While reacting with impulsive sentiments against China today, we seldom realize that we cannot immediately offer an alternative (of China) to the world. In order to do so in say five to six years from now, we would have to go back in the past and plant a competent engineering vision in India. Thankfully, our Prime Minister had done that in 2015.

There is a fundamental difference between “Make in India” and “Boycott of Chinese products”. The former is proactive patriotism while the latter is a reactive sentiment. How many of us hated China during normal circumstances when there were neither heat escalations on the front, nor was a virus threatening our existence? In the answer to this (personal to each one), lies the true nature of our understanding of right and wrong. Blocking imports is important, perhaps most important, but that is not an individual decision. That what we decided individually about China basis no extraordinary situations, is also important, because this defines whether we are capable of identifying our enemy in advance.

In not so distant past, I remember few of my friends (who call themselves businessmen), were actually trading in cheap electronics bought from Wenzhou and sold in malls and chaotic markets of Delhi, Mumbai, Kolkata, Pune, etc. I remember (and can find even today) the proudly posted selfies checked in Guangzhou. I clearly remember the discussions of endless praise for China’s manufacturing conception. Very few of us debated that Chinese offer only one product and that was lower cost of manufacturing and that alone; and that the people who were buying this product instead of developing their own manufacturing bellies (only for the cost), were anti-nationals to their own countries. The epoch of China would not have happened had such anti-nationals and myopic leaders not existed in other countries. Every government could foresee the long gestation pain of conceiving manufacturing bases in their respective home countries, which would reap results only in the long run and hence the party would be democratically screwed by then.

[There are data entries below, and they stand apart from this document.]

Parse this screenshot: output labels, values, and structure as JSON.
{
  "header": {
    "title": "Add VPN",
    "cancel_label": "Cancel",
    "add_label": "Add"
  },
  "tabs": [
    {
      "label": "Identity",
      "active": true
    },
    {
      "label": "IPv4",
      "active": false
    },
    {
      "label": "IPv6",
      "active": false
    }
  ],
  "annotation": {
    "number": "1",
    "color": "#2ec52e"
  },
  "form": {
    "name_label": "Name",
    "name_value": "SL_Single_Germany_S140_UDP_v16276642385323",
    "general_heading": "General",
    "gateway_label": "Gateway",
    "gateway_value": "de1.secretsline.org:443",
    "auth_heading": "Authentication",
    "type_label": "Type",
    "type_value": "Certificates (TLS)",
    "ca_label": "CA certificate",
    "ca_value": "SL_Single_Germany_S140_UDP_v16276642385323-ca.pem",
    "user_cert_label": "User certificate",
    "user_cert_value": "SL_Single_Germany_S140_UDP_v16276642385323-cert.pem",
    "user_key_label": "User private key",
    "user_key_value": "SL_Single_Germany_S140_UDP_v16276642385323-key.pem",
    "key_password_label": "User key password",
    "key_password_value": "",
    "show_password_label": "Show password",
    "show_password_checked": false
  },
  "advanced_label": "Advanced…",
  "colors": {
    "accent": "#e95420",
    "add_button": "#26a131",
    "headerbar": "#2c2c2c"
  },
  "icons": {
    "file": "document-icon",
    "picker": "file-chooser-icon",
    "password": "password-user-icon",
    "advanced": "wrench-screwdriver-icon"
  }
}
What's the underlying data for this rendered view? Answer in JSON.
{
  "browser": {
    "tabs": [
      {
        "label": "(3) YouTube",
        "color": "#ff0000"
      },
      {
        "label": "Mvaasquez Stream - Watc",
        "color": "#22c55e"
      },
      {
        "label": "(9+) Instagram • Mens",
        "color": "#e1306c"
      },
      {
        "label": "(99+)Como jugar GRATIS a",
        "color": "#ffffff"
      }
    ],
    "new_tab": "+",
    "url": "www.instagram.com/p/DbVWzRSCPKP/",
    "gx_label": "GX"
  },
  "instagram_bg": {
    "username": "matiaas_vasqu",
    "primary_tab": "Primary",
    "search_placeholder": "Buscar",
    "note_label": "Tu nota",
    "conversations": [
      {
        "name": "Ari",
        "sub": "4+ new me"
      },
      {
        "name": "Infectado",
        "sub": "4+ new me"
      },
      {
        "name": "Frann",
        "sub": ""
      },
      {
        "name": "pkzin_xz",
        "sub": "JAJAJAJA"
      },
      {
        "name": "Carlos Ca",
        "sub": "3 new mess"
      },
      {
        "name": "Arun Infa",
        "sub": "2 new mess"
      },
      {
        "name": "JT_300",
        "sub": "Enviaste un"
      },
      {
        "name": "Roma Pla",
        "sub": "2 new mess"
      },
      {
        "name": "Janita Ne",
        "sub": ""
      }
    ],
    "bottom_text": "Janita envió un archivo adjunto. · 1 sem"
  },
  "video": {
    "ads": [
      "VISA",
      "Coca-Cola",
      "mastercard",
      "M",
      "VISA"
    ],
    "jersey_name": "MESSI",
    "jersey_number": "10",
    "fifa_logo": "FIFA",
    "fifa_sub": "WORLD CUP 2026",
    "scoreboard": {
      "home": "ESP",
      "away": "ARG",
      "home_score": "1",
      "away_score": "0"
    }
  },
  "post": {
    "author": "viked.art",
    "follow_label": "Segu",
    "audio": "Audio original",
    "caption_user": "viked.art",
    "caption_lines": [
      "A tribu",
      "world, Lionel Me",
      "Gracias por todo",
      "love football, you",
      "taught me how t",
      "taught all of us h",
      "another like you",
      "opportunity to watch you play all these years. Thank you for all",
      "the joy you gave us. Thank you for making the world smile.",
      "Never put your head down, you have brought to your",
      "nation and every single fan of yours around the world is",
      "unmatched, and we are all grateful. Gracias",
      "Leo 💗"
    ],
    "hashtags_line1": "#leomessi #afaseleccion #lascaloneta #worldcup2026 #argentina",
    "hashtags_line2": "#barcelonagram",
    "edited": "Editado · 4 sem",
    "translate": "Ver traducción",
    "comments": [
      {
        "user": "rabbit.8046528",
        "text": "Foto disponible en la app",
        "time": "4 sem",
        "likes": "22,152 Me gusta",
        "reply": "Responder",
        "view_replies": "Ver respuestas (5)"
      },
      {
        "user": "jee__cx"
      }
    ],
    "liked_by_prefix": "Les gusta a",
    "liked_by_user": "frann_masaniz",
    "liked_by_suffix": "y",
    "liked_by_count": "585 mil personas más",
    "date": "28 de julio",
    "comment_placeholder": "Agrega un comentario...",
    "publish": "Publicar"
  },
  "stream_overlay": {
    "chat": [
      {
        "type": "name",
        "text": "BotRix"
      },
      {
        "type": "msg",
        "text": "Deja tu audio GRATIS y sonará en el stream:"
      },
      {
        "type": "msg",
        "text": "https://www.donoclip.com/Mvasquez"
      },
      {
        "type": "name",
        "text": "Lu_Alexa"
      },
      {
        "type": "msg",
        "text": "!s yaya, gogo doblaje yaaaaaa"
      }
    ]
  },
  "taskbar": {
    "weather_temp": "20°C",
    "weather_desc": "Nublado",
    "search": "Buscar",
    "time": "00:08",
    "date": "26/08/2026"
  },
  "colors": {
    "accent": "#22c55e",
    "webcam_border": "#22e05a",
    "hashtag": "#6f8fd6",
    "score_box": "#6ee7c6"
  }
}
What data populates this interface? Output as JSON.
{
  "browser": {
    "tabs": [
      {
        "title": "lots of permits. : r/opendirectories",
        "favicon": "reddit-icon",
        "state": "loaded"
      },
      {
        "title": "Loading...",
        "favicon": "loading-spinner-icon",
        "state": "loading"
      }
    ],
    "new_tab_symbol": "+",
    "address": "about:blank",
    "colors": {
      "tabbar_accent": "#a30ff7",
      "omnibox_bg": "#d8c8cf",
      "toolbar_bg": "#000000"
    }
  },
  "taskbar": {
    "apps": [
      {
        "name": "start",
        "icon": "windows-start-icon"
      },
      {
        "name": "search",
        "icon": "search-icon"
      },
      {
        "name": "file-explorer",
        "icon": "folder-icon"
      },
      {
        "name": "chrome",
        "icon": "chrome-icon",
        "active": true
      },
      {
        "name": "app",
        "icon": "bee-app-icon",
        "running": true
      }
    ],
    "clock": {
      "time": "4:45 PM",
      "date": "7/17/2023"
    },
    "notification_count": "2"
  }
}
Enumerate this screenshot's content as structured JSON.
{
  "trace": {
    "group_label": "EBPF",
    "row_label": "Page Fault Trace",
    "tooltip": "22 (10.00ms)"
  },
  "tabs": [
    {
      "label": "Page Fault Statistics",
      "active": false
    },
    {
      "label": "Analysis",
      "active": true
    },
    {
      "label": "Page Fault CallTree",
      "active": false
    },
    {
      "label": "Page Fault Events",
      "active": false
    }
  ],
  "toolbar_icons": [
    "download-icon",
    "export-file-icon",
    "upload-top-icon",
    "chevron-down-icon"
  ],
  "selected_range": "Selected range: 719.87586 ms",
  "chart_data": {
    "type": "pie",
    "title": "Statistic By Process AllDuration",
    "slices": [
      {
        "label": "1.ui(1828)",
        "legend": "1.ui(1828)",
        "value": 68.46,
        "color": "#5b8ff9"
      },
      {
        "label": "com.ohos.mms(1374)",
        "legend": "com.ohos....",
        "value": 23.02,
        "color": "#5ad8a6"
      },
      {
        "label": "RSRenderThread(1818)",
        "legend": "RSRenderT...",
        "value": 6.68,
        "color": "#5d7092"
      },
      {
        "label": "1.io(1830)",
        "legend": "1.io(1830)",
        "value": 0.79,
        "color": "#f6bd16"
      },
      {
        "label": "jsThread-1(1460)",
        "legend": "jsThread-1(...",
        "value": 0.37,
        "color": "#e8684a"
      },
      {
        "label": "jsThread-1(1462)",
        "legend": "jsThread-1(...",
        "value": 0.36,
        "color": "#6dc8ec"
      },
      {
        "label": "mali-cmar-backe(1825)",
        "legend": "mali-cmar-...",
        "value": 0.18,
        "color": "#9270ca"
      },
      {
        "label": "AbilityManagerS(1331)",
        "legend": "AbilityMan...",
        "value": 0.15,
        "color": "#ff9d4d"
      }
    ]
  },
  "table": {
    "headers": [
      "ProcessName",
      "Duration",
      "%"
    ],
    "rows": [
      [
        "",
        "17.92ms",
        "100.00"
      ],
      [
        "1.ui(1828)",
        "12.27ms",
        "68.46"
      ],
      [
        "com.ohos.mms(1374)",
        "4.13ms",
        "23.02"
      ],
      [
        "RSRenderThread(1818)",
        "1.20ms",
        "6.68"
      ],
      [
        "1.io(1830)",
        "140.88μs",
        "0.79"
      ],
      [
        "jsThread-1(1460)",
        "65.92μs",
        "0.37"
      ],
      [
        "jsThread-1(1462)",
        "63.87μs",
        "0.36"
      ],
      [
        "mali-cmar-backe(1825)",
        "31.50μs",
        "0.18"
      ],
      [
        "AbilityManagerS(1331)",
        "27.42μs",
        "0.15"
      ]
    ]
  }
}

A competent nationalist government would and should risk their future conceiving long-term manufacturing eco-system in their homeland. The Modi government had launched Make in India on 25-Septemeber 2015, a year after coming to power, without waiting for a Chinese intrusion in Ladakh. It takes deep understanding to know that by the time this campaign shows results, PM Modi will be rigorously questioned by the opposition (which ironically ruled for six and a half decades). It only says volumes about the selfless vision of the present government which is ready to risk its continuation (in the eyes of the myopic voter) for the larger good. The World Bank’s 2019 ‘Doing Business Report’ acknowledges India’s jump of 23 positions against its rank of 100 in 2017 to be placed now at 63rd rank among 190 countries. By the end of 2017, India had risen 42 places on Ease of doing business index, 32 places World Economic Forum’s Global Competitiveness Index, and 19 notches in the Logistics Performance Index, thanks to government initiatives which include converges, synergies and enables other important Government of India schemes, such as Bharatmala, Sagarmala, Dedicated Freight Corridors, Industrial corridors, UDAN-RCS, Bharat Broadband Network, Digital India. We may start seeing real effectiveness in another five to six years or may be a decade, very few of us would remember that it had not started during the events relating to China in 2019.

The five-year mark-sheets often do not talk about the seeds of long-term endeavors, visionary leaders sow them for the country.

In my work tenure, I am yet to meet people who understood ‘Make in India’, who bought Indian cars, who pumped in whatever little money they could into capital markets for the sole reason of helping our industry, I am yet to meet someone who actually understood the long gestation period attached to ‘Make in India’ concept. I am yet to meet someone who would under normal circumstances have argued that my nation is not aspiring to be the cheap factory to the world, we aspire to be the brains behind the software that runs the world, we make alternative energy vehicles, we make pharma. We would and should develop our manufacturing bases but not basis the proposition of low cost alone but for a value proposition of Indian engineering. I am yet to meet someone who got angry when somebody compared us with China’s low-cost proposition.

In my personal opinion, our ‘boycott Chinese’ movement is of no value if we used to respect China till just five months back. We are the ones who will help rebuild China again if we fail to align ourselves with the long drawn engineering vision of our own leader.

DISCLAIMER: The author is solely responsible for the views expressed in this article. The author carries the responsibility for citing and/or licensing of images utilized within the text.